Прибежал слуга, кузен Тромпа.

Увидев лорда Драммонда, покрытого как панцирем слоем грязи и озаренного столькими светильниками, он подумал, что тот помешался.

– Помогите мне раздеться, – сказал ему лорд Драммонд.

Его трясло; во всех членах он чувствовал ужасную дрожь.

Сырость, которой он не ощущал в горячке борьбы и мнимого триумфа, теперь леденила ему кости.

Послали за доктором.

Лорд Драммонд лег, но прежде чем к нему явился врач, за которым послали, он сказал слуге:

– Ступайте к своему кузену Тромпу, расскажите ему обо всем, что вы видели, и отнесите ему этот тюльпан. Он все поймет.

Слуга отправился с этим поручением в ту самую минуту, когда врач вошел к больному.

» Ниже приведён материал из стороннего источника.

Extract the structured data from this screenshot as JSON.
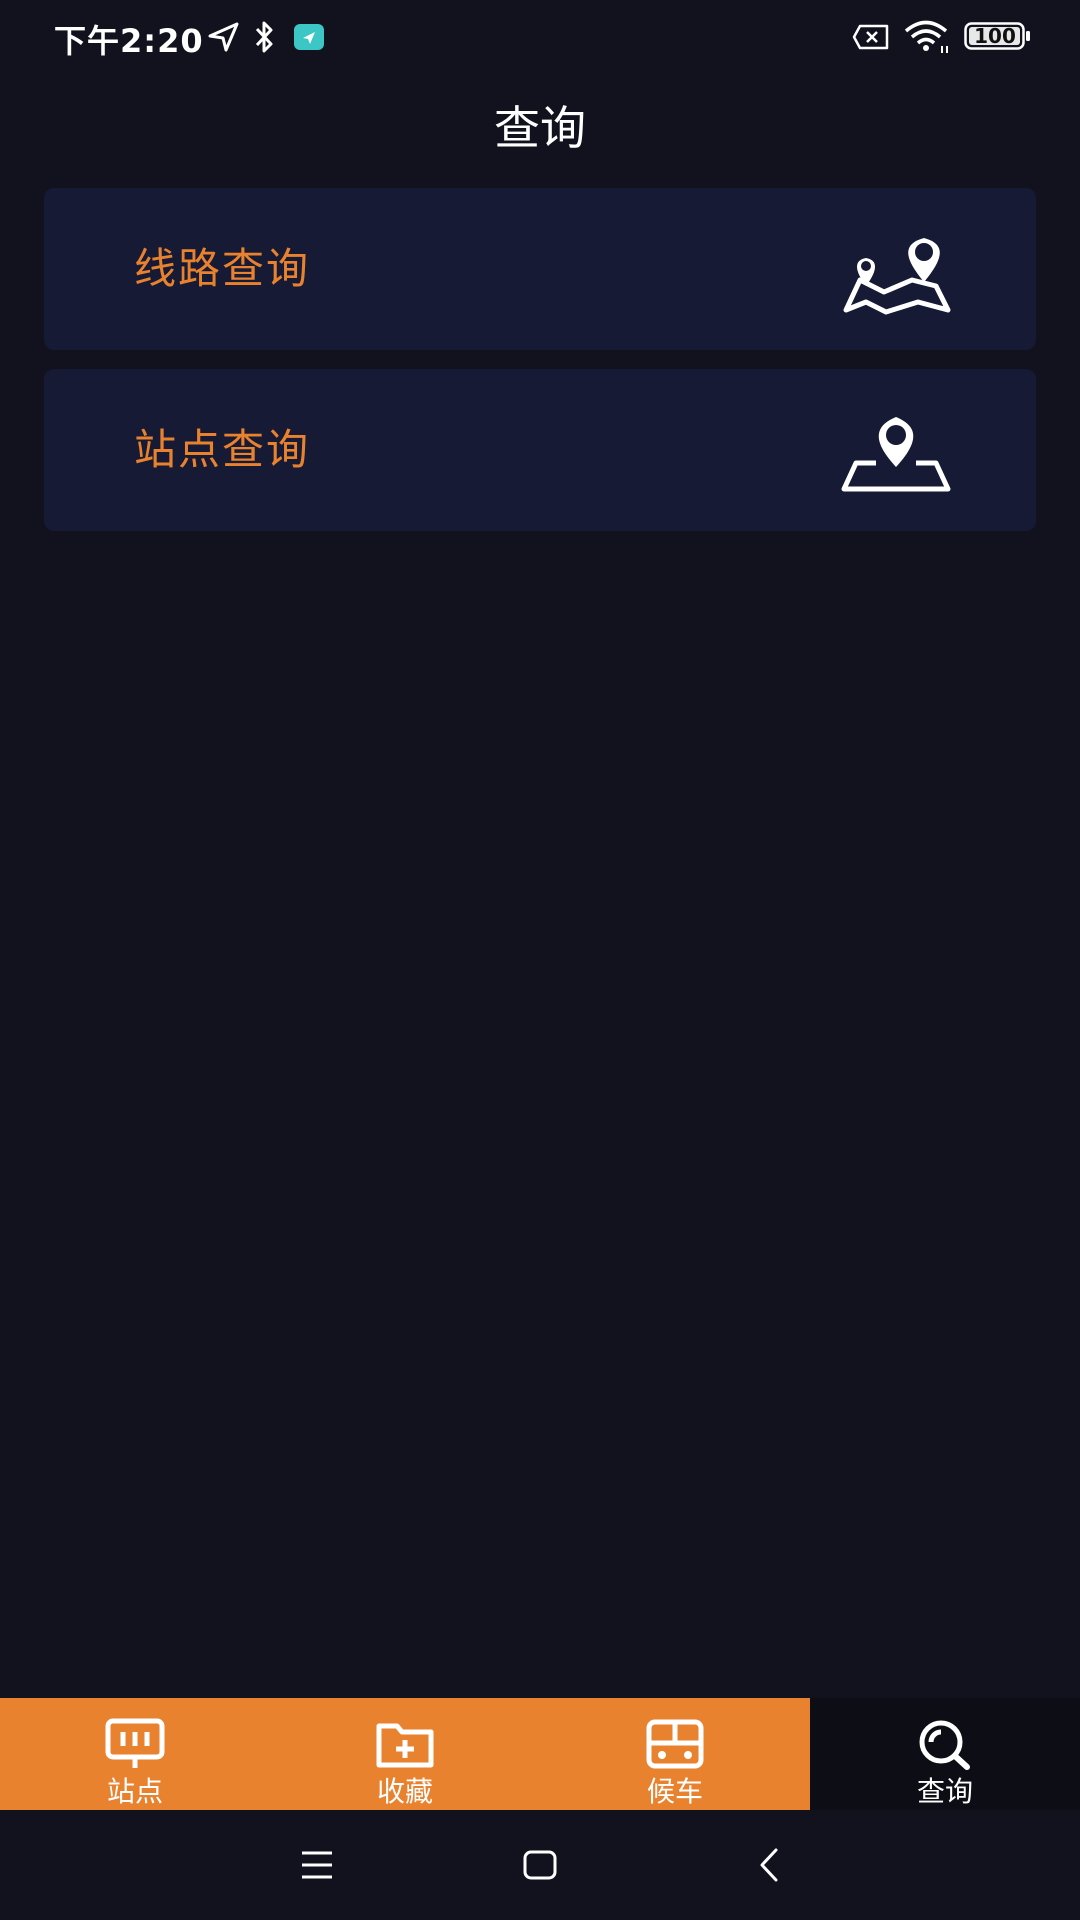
{
  "status_bar": {
    "time": "下午2:20",
    "battery": "100"
  },
  "header": {
    "title": "查询"
  },
  "cards": [
    {
      "label": "线路查询",
      "icon": "route-map-icon"
    },
    {
      "label": "站点查询",
      "icon": "station-pin-icon"
    }
  ],
  "bottom_nav": {
    "items": [
      {
        "label": "站点",
        "icon": "station-sign-icon",
        "active": false
      },
      {
        "label": "收藏",
        "icon": "favorite-folder-icon",
        "active": false
      },
      {
        "label": "候车",
        "icon": "bus-icon",
        "active": false
      },
      {
        "label": "查询",
        "icon": "search-icon",
        "active": true
      }
    ]
  },
  "colors": {
    "background": "#12121e",
    "card": "#161a34",
    "accent": "#e8822f",
    "active_tab": "#0d0d16"
  }
}
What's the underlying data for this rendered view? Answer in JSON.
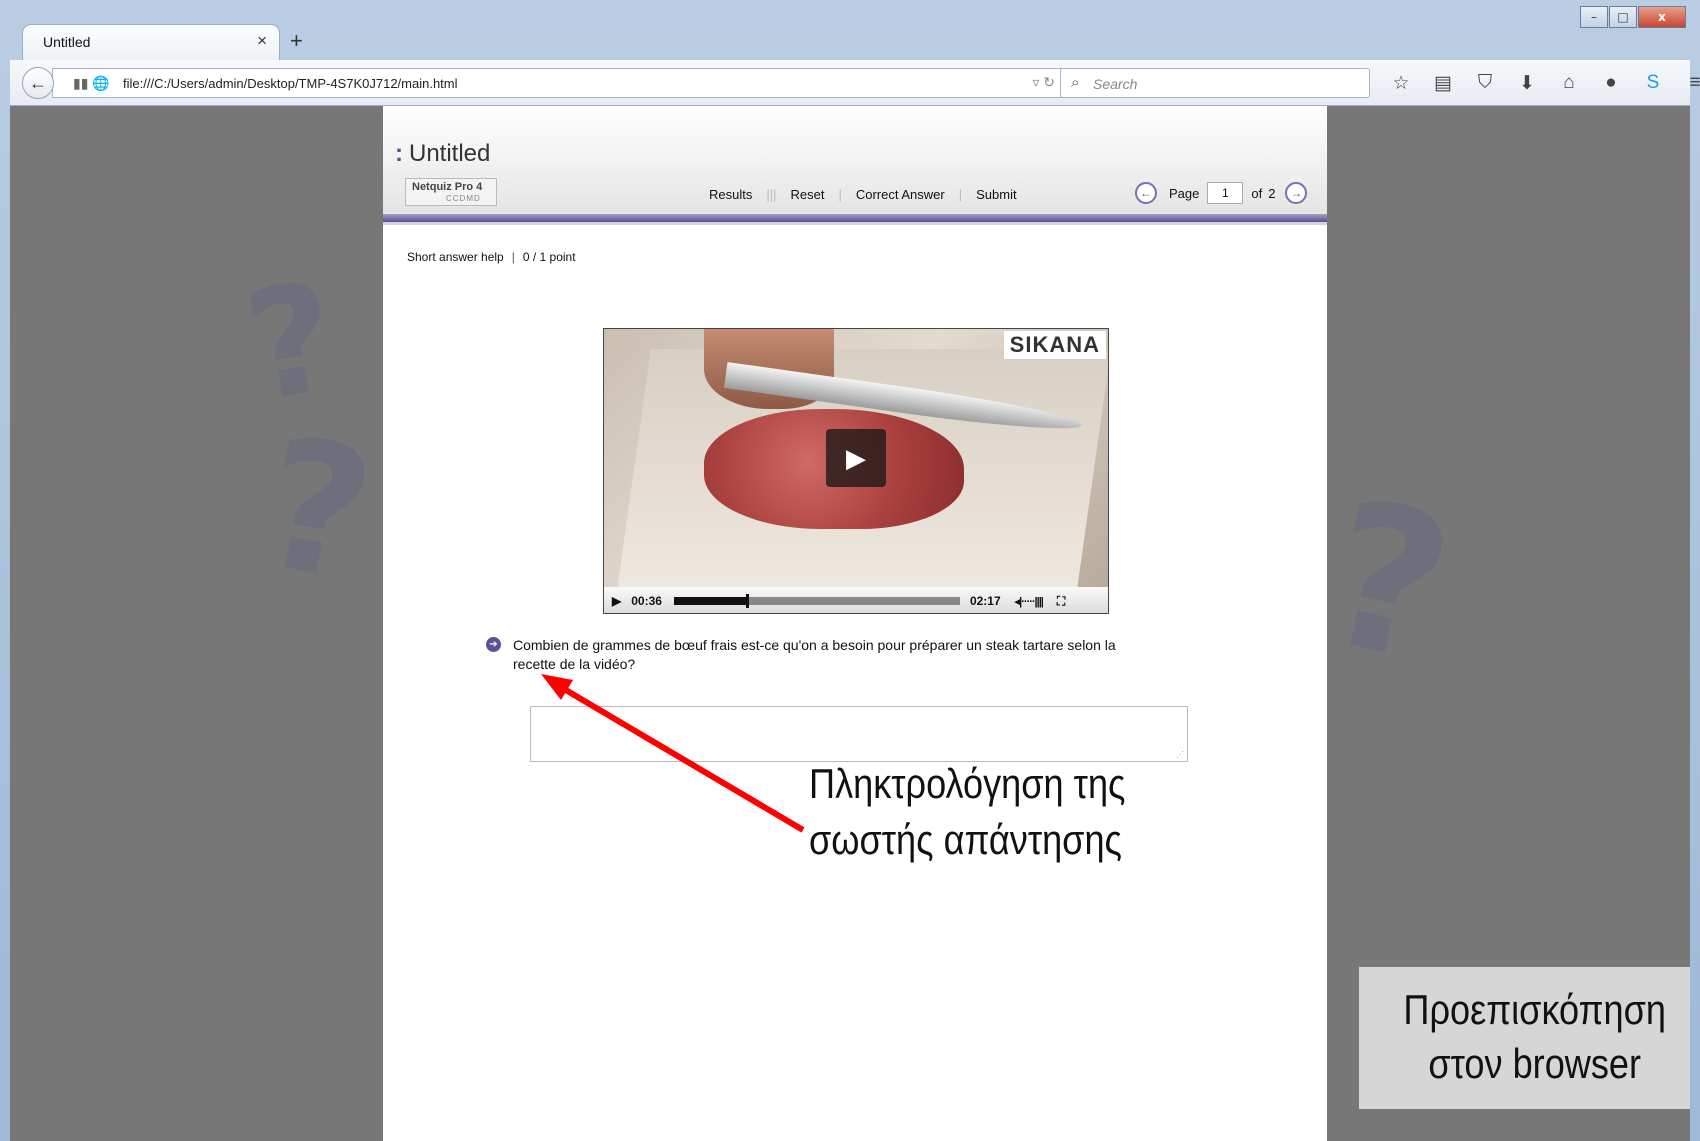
{
  "browser": {
    "tab_title": "Untitled",
    "tab_close": "×",
    "new_tab": "+",
    "url": "file:///C:/Users/admin/Desktop/TMP-4S7K0J712/main.html",
    "search_placeholder": "Search",
    "window_buttons": {
      "minimize": "–",
      "maximize": "□",
      "close": "x"
    },
    "toolbar_icons": [
      "star-icon",
      "reading-list-icon",
      "pocket-icon",
      "download-icon",
      "home-icon",
      "chat-icon",
      "skype-icon",
      "menu-icon"
    ]
  },
  "quiz": {
    "title": "Untitled",
    "logo_name": "Netquiz Pro 4",
    "logo_sub": "CCDMD",
    "menu": {
      "results": "Results",
      "reset": "Reset",
      "correct_answer": "Correct Answer",
      "submit": "Submit"
    },
    "pager": {
      "label": "Page",
      "current": "1",
      "of_label": "of",
      "total": "2"
    },
    "help_link": "Short answer help",
    "points": "0 / 1 point",
    "video": {
      "brand": "SIKANA",
      "current_time": "00:36",
      "duration": "02:17",
      "progress": 0.26
    },
    "question": "Combien de grammes de bœuf frais est-ce qu'on a besoin pour préparer un steak tartare selon la recette de la vidéo?",
    "answer_value": ""
  },
  "annotation": {
    "line1": "Πληκτρολόγηση της",
    "line2": "σωστής απάντησης",
    "arrow_color": "#ff0000"
  },
  "badge": {
    "line1": "Προεπισκόπηση",
    "line2": "στον browser"
  },
  "colors": {
    "accent": "#5d4f98",
    "backdrop": "#777777"
  }
}
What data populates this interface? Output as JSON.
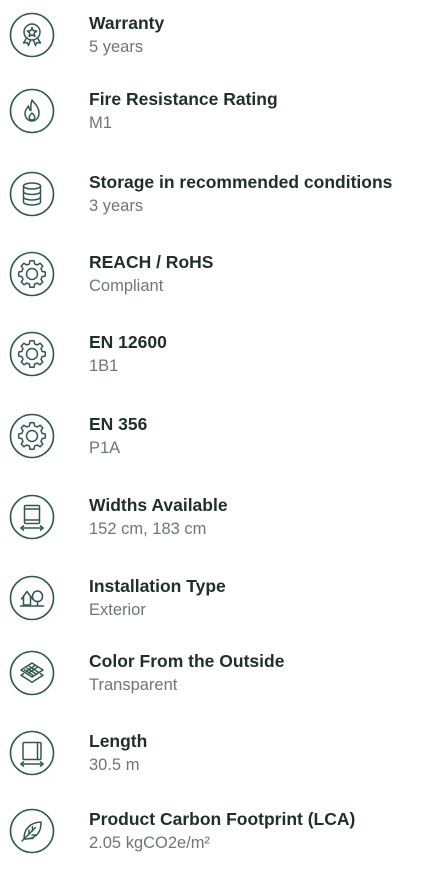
{
  "specs": [
    {
      "title": "Warranty",
      "value": "5 years",
      "icon": "award-badge-icon"
    },
    {
      "title": "Fire Resistance Rating",
      "value": "M1",
      "icon": "flame-icon"
    },
    {
      "title": "Storage in recommended conditions",
      "value": "3 years",
      "icon": "database-icon"
    },
    {
      "title": "REACH / RoHS",
      "value": "Compliant",
      "icon": "gear-icon"
    },
    {
      "title": "EN 12600",
      "value": "1B1",
      "icon": "gear-icon"
    },
    {
      "title": "EN 356",
      "value": "P1A",
      "icon": "gear-icon"
    },
    {
      "title": "Widths Available",
      "value": "152 cm, 183 cm",
      "icon": "roll-width-icon"
    },
    {
      "title": "Installation Type",
      "value": "Exterior",
      "icon": "tree-house-icon"
    },
    {
      "title": "Color From the Outside",
      "value": "Transparent",
      "icon": "layers-icon"
    },
    {
      "title": "Length",
      "value": "30.5 m",
      "icon": "roll-length-icon"
    },
    {
      "title": "Product Carbon Footprint (LCA)",
      "value": "2.05 kgCO2e/m²",
      "icon": "leaf-icon"
    }
  ],
  "colors": {
    "icon": "#2f5a4d",
    "title": "#1f2f2a",
    "value": "#6f7773"
  }
}
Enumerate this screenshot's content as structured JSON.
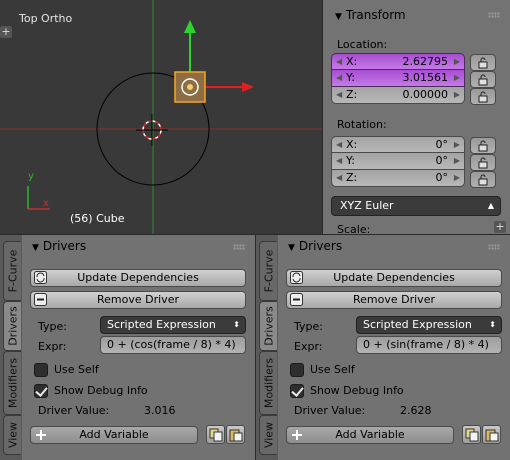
{
  "viewport": {
    "title": "Top Ortho",
    "object_label": "(56) Cube",
    "axis_y": "y",
    "axis_x": "x",
    "colors": {
      "background": "#393939",
      "y_axis": "#2ea12e",
      "x_axis": "#a03232",
      "selected": "#f5a623"
    }
  },
  "transform": {
    "title": "Transform",
    "location_label": "Location:",
    "location": [
      {
        "axis": "X:",
        "value": "2.62795",
        "animated": true
      },
      {
        "axis": "Y:",
        "value": "3.01561",
        "animated": true
      },
      {
        "axis": "Z:",
        "value": "0.00000",
        "animated": false
      }
    ],
    "rotation_label": "Rotation:",
    "rotation": [
      {
        "axis": "X:",
        "value": "0°"
      },
      {
        "axis": "Y:",
        "value": "0°"
      },
      {
        "axis": "Z:",
        "value": "0°"
      }
    ],
    "rotation_mode": "XYZ Euler",
    "scale_label": "Scale:",
    "animated_color": "#b562dc"
  },
  "tabs": [
    "F-Curve",
    "Drivers",
    "Modifiers",
    "View"
  ],
  "editors": [
    {
      "panel_title": "Drivers",
      "update_label": "Update Dependencies",
      "remove_label": "Remove Driver",
      "type_label": "Type:",
      "type_value": "Scripted Expression",
      "expr_label": "Expr:",
      "expr_value": "0 + (cos(frame / 8) * 4)",
      "use_self_label": "Use Self",
      "use_self": false,
      "debug_label": "Show Debug Info",
      "debug": true,
      "driver_value_label": "Driver Value:",
      "driver_value": "3.016",
      "add_variable_label": "Add Variable"
    },
    {
      "panel_title": "Drivers",
      "update_label": "Update Dependencies",
      "remove_label": "Remove Driver",
      "type_label": "Type:",
      "type_value": "Scripted Expression",
      "expr_label": "Expr:",
      "expr_value": "0 + (sin(frame / 8) * 4)",
      "use_self_label": "Use Self",
      "use_self": false,
      "debug_label": "Show Debug Info",
      "debug": true,
      "driver_value_label": "Driver Value:",
      "driver_value": "2.628",
      "add_variable_label": "Add Variable"
    }
  ]
}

Осмотрев англичанина, он покачал головой. Случай представлялся ему крайне серьезным. Он опасался прежде всего воспаления легких.

А дело принимало все более скверный оборот: вскоре к лихорадке прибавился бред.

Всю ночь лорд Драммонд только и говорил, что о черно-красно-голубых тюльпанах. Лишь при этом сочетании цветов они воистину имели право называться тюльпанами.

Иных вовсе не существовало. Это раньше он думал, что видел и другие, но ошибался. В мире были только черно-красно-голубые. Нет, черно-красно-голубой. Лишь он один. Единственный.

Этого вполне достаточно: один тюльпан. Помимо него все цветы, которые принимают за тюльпаны, ими вовсе не являются.

И тысяча других вздорных соображений, все в том же роде…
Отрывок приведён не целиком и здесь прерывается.